Diagnostics of eccentricities and bar/end-ring connector breakages in polyphase induction motors through a combination of time-series data mining and time-stepping coupled FE-state space techniques

This paper develops the foundations of a technique for detection and categorization of dynamic/static eccentricities and bar/end-ring connector breakages in squirrel-cage induction motors that is not based on the traditional Fourier transform frequency domain spectral analysis concepts, Hence, this approach can distinguish between the "fault signatures" of each of the following faults: eccentricities, broken bars, and broken end-ring connectors in such induction motors. Furthermore, the techniques presented here can extensively and economically predict and characterize faults from the induction machine adjustable speed drive design data without the need to have had actual fault data from field experience.

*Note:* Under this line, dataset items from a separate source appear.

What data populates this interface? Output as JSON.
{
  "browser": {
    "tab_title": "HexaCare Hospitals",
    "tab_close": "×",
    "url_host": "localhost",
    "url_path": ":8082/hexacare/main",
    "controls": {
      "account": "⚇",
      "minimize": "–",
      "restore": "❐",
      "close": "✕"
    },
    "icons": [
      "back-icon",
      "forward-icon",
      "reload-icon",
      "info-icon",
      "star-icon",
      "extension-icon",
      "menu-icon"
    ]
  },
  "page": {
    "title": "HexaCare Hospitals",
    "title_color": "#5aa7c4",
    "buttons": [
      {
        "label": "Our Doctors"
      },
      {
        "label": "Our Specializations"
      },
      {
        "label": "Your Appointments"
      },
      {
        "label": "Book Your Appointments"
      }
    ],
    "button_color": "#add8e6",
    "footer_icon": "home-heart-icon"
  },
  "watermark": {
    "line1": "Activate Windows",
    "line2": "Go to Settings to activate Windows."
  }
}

This is done through the development of dual-track studies of fault simulations and hence simulated fault signature data. These studies are performed using our proven time stepping coupled finite element-state space method to generate fault case performance data, which contain phase current waveforms and time-domain torque profiles. The dual-track of generating fault data and mining fault signatures was tested here on dynamic and static eccentricities of 10% and 30% percent of airgap height as well as cases of 1, 3, 6, and 9 broken bars and 3, 6, and 9 broken end-ring connectors. These cases were studied for proof-of-principle in a 208-volt, 60-Hz, 4-pole, 1.2-hp, squirrel cage 3-phase induction motor. The paper presents faulty and healthy performance characteristics and their corresponding so-called phase space diagnoses that show distinct fault signatures of each of the faults.